Wada Akira, Craft Jason, Mazzaferri Ernest L
Department of Cardiovascular Medicine, The Ohio State University Wexner Medical Center, Columbus, OH 43210, USA.
Cardiol Res. 2014 Dec;5(6):188-190. doi: 10.14740/cr356w. Epub 2014 Dec 4.
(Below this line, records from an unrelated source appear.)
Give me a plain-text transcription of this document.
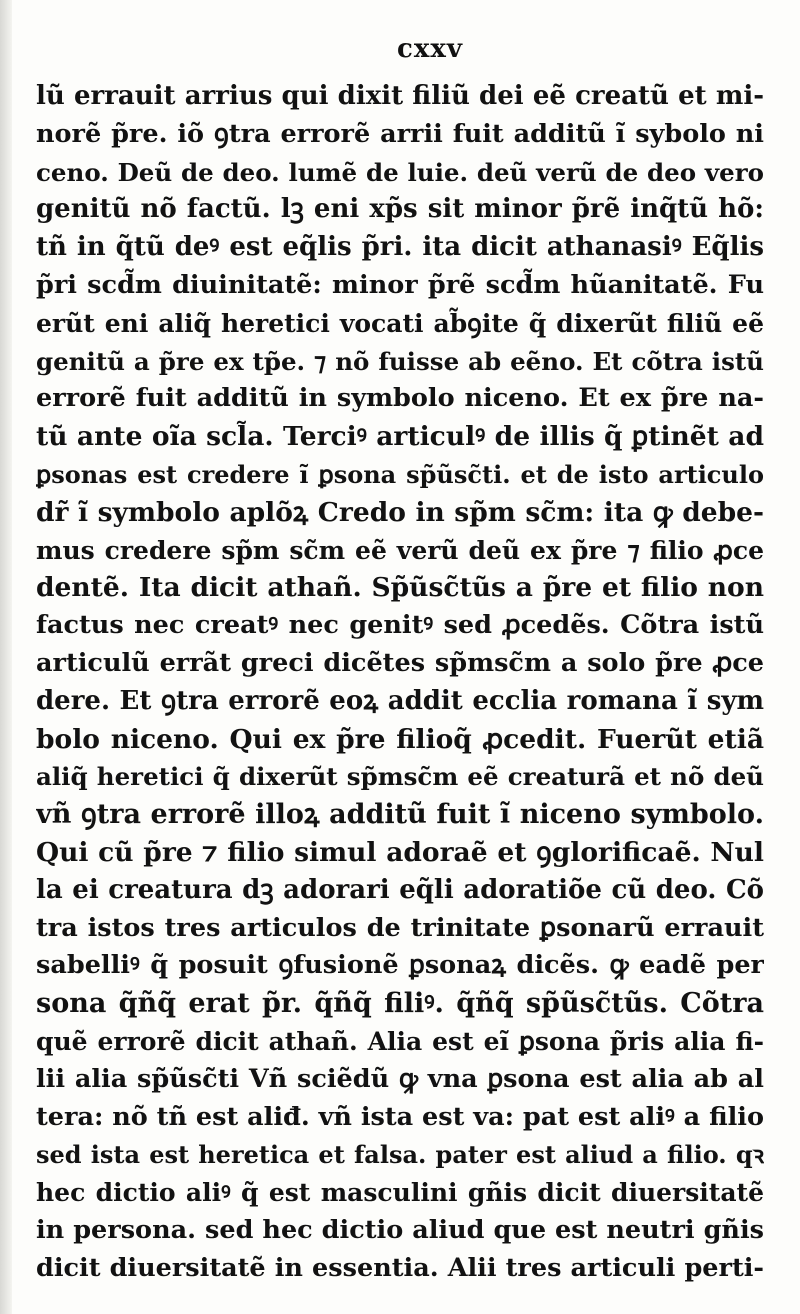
cxxv
lũ errauit arrius qui dixit filiũ dei eẽ creatũ et mi-
norẽ p̃re. iõ ꝯtra errorẽ arrii fuit additũ ĩ sybolo ni
ceno. Deũ de deo. lumẽ de luie. deũ verũ de deo vero
genitũ nõ factũ. lꝫ eni xp̃s sit minor p̃rẽ inq̃tũ hõ:
tñ in q̃tũ deꝰ est eq̃lis p̃ri. ita dicit athanasiꝰ Eq̃lis
p̃ri scd̃m diuinitatẽ: minor p̃rẽ scd̃m hũanitatẽ. Fu
erũt eni aliq̃ heretici vocati ab̃ꝯite q̃ dixerũt filiũ eẽ
genitũ a p̃re ex tp̃e. ⁊ nõ fuisse ab eẽno. Et cõtra istũ
errorẽ fuit additũ in symbolo niceno. Et ex p̃re na-
tũ ante oĩa scl̃a. Terciꝰ articulꝰ de illis q̃ ꝑtinẽt ad
ꝑsonas est credere ĩ ꝑsona sp̃ũsc̃ti. et de isto articulo
dr̃ ĩ symbolo aplõꝝ Credo in sp̃m sc̃m: ita ꝙ debe-
mus credere sp̃m sc̃m eẽ verũ deũ ex p̃re ⁊ filio ꝓce
dentẽ. Ita dicit athañ. Sp̃ũsc̃tũs a p̃re et filio non
factus nec creatꝰ nec genitꝰ sed ꝓcedẽs. Cõtra istũ
articulũ errãt greci dicẽtes sp̃msc̃m a solo p̃re ꝓce
dere. Et ꝯtra errorẽ eoꝝ addit ecclia romana ĩ sym
bolo niceno. Qui ex p̃re filioq̃ ꝓcedit. Fuerũt etiã
aliq̃ heretici q̃ dixerũt sp̃msc̃m eẽ creaturã et nõ deũ
vñ ꝯtra errorẽ illoꝝ additũ fuit ĩ niceno symbolo.
Qui cũ p̃re ⁊ filio simul adoraẽ et ꝯglorificaẽ. Nul
la ei creatura dꝫ adorari eq̃li adoratiõe cũ deo. Cõ
tra istos tres articulos de trinitate ꝑsonarũ errauit
sabelliꝰ q̃ posuit ꝯfusionẽ ꝑsonaꝝ dicẽs. ꝙ eadẽ per
sona q̃ñq̃ erat p̃r. q̃ñq̃ filiꝰ. q̃ñq̃ sp̃ũsc̃tũs. Cõtra
quẽ errorẽ dicit athañ. Alia est eĩ ꝑsona p̃ris alia fi-
lii alia sp̃ũsc̃ti Vñ sciẽdũ ꝙ vna ꝑsona est alia ab al
tera: nõ tñ est aliđ. vñ ista est va: pat est aliꝰ a filio
sed ista est heretica et falsa. pater est aliud a filio. qꝛ
hec dictio aliꝰ q̃ est masculini gñis dicit diuersitatẽ
in persona. sed hec dictio aliud que est neutri gñis
dicit diuersitatẽ in essentia. Alii tres articuli perti-
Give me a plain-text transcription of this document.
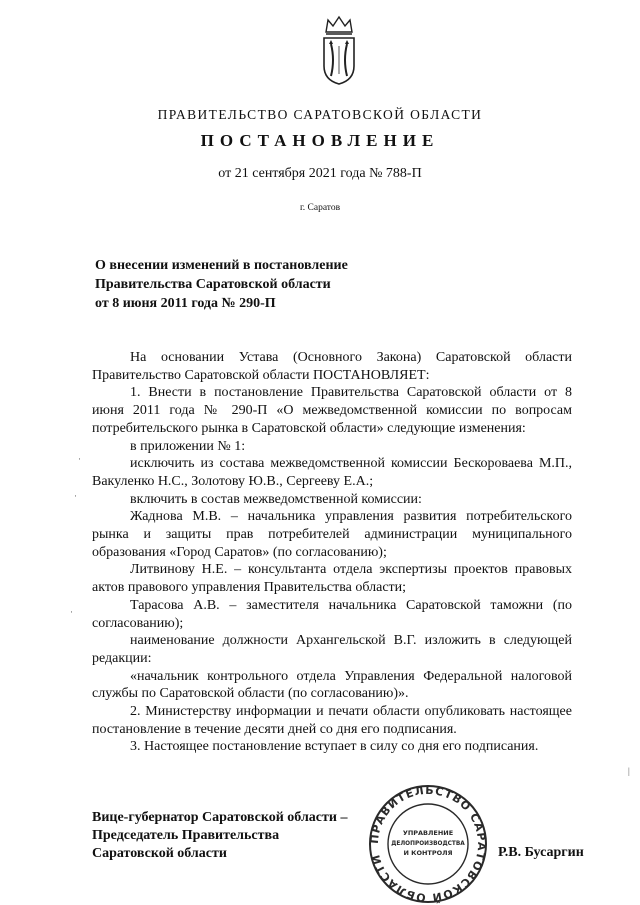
ПРАВИТЕЛЬСТВО САРАТОВСКОЙ ОБЛАСТИ
ПОСТАНОВЛЕНИЕ
от 21 сентября 2021 года № 788-П
г. Саратов
О внесении изменений в постановление
Правительства Саратовской области
от 8 июня 2011 года № 290-П

На основании Устава (Основного Закона) Саратовской области Правительство Саратовской области ПОСТАНОВЛЯЕТ:

1. Внести в постановление Правительства Саратовской области от 8 июня 2011 года № 290-П «О межведомственной комиссии по вопросам потребительского рынка в Саратовской области» следующие изменения:

в приложении № 1:

исключить из состава межведомственной комиссии Бескороваева М.П., Вакуленко Н.С., Золотову Ю.В., Сергееву Е.А.;

включить в состав межведомственной комиссии:

Жаднова М.В. – начальника управления развития потребительского рынка и защиты прав потребителей администрации муниципального образования «Город Саратов» (по согласованию);

Литвинову Н.Е. – консультанта отдела экспертизы проектов правовых актов правового управления Правительства области;

Тарасова А.В. – заместителя начальника Саратовской таможни (по согласованию);

наименование должности Архангельской В.Г. изложить в следующей редакции:

«начальник контрольного отдела Управления Федеральной налоговой службы по Саратовской области (по согласованию)».

2. Министерству информации и печати области опубликовать настоящее постановление в течение десяти дней со дня его подписания.

3. Настоящее постановление вступает в силу со дня его подписания.

Вице-губернатор Саратовской области –
Председатель Правительства
Саратовской области
ПРАВИТЕЛЬСТВО САРАТОВСКОЙ ОБЛАСТИ
УПРАВЛЕНИЕ
ДЕЛОПРОИЗВОДСТВА
И КОНТРОЛЯ	Р.В. Бусаргин
·
·
·
|
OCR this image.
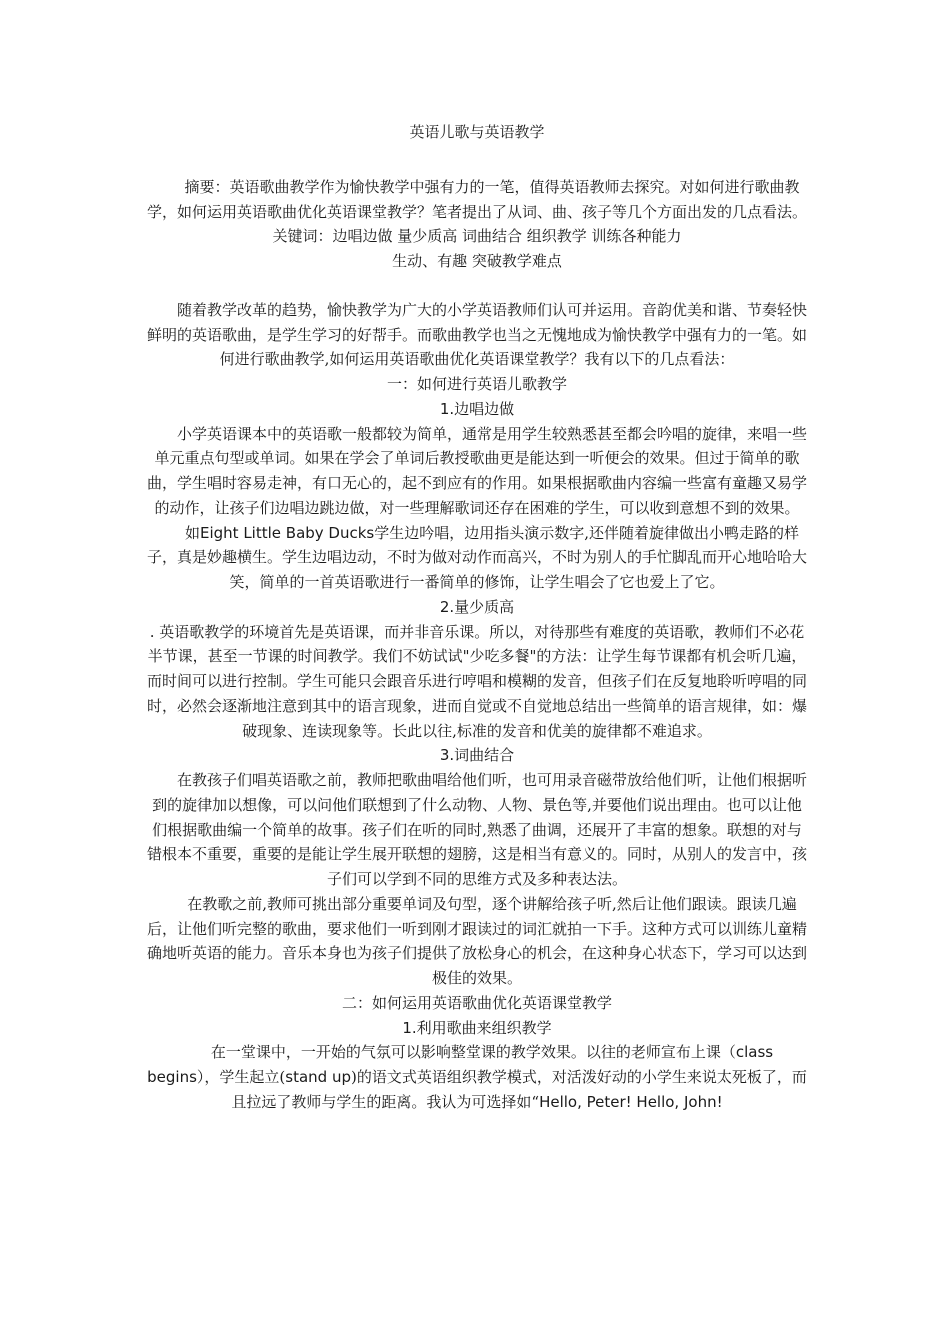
英语儿歌与英语教学

摘要：英语歌曲教学作为愉快教学中强有力的一笔，值得英语教师去探究。对如何进行歌曲教学，如何运用英语歌曲优化英语课堂教学？笔者提出了从词、曲、孩子等几个方面出发的几点看法。

关键词：边唱边做 量少质高 词曲结合 组织教学 训练各种能力

生动、有趣 突破教学难点

随着教学改革的趋势，愉快教学为广大的小学英语教师们认可并运用。音韵优美和谐、节奏轻快鲜明的英语歌曲，是学生学习的好帮手。而歌曲教学也当之无愧地成为愉快教学中强有力的一笔。如何进行歌曲教学,如何运用英语歌曲优化英语课堂教学？我有以下的几点看法：

一：如何进行英语儿歌教学

1.边唱边做

小学英语课本中的英语歌一般都较为简单，通常是用学生较熟悉甚至都会吟唱的旋律，来唱一些单元重点句型或单词。如果在学会了单词后教授歌曲更是能达到一听便会的效果。但过于简单的歌曲，学生唱时容易走神，有口无心的，起不到应有的作用。如果根据歌曲内容编一些富有童趣又易学的动作，让孩子们边唱边跳边做，对一些理解歌词还存在困难的学生，可以收到意想不到的效果。

如Eight Little Baby Ducks学生边吟唱，边用指头演示数字,还伴随着旋律做出小鸭走路的样子，真是妙趣横生。学生边唱边动，不时为做对动作而高兴，不时为别人的手忙脚乱而开心地哈哈大笑，简单的一首英语歌进行一番简单的修饰，让学生唱会了它也爱上了它。

2.量少质高

. 英语歌教学的环境首先是英语课，而并非音乐课。所以，对待那些有难度的英语歌，教师们不必花半节课，甚至一节课的时间教学。我们不妨试试"少吃多餐"的方法：让学生每节课都有机会听几遍，而时间可以进行控制。学生可能只会跟音乐进行哼唱和模糊的发音，但孩子们在反复地聆听哼唱的同时，必然会逐渐地注意到其中的语言现象，进而自觉或不自觉地总结出一些简单的语言规律，如：爆破现象、连读现象等。长此以往,标准的发音和优美的旋律都不难追求。

3.词曲结合

在教孩子们唱英语歌之前，教师把歌曲唱给他们听，也可用录音磁带放给他们听，让他们根据听到的旋律加以想像，可以问他们联想到了什么动物、人物、景色等,并要他们说出理由。也可以让他们根据歌曲编一个简单的故事。孩子们在听的同时,熟悉了曲调，还展开了丰富的想象。联想的对与错根本不重要，重要的是能让学生展开联想的翅膀，这是相当有意义的。同时，从别人的发言中，孩子们可以学到不同的思维方式及多种表达法。

在教歌之前,教师可挑出部分重要单词及句型，逐个讲解给孩子听,然后让他们跟读。跟读几遍后，让他们听完整的歌曲，要求他们一听到刚才跟读过的词汇就拍一下手。这种方式可以训练儿童精确地听英语的能力。音乐本身也为孩子们提供了放松身心的机会，在这种身心状态下，学习可以达到极佳的效果。

二：如何运用英语歌曲优化英语课堂教学

1.利用歌曲来组织教学

在一堂课中，一开始的气氛可以影响整堂课的教学效果。以往的老师宣布上课（class begins），学生起立(stand up)的语文式英语组织教学模式，对活泼好动的小学生来说太死板了，而且拉远了教师与学生的距离。我认为可选择如“Hello, Peter! Hello, John!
We report a case of a previously healthy 61-year-old immunocompetent male who was found to have purulent bacterial pericarditis. The patient was initially diagnosed with pneumococcal pneumonia and bacteremia after presenting with chest pain and a productive cough. He was found to have a purulent pericardial effusion and underwent surgical washout and creation of a pericardial window. In short time he developed signs of right heart failure and a cardiac MRI revealed a severely thickened pericardium with evidence of constrictive pericarditis. The patient subsequently underwent pericardiectomy where the diagnosis of constriction was confirmed. Our patient recovered well and had no clinical evidence of heart failure on follow-up. This case demonstrates the importance of rapid identification of bacterial pericarditis and the high likelihood of progression to constriction.
我们报告一例既往健康的61岁免疫功能正常男性,被发现患有化脓性细菌性心包炎。该患者最初因胸痛和咳痰而被诊断为肺炎球菌肺炎和菌血症。他被发现有脓性心包积液,并接受了手术冲洗和心包开窗术。短期内他出现了右心衰竭的症状,心脏磁共振成像显示心包严重增厚,有缩窄性心包炎的证据。患者随后接受了心包切除术,术中证实了缩窄的诊断。我们的患者恢复良好,随访时无心力衰竭的临床证据。该病例表明快速识别细菌性心包炎的重要性以及进展为缩窄的高可能性。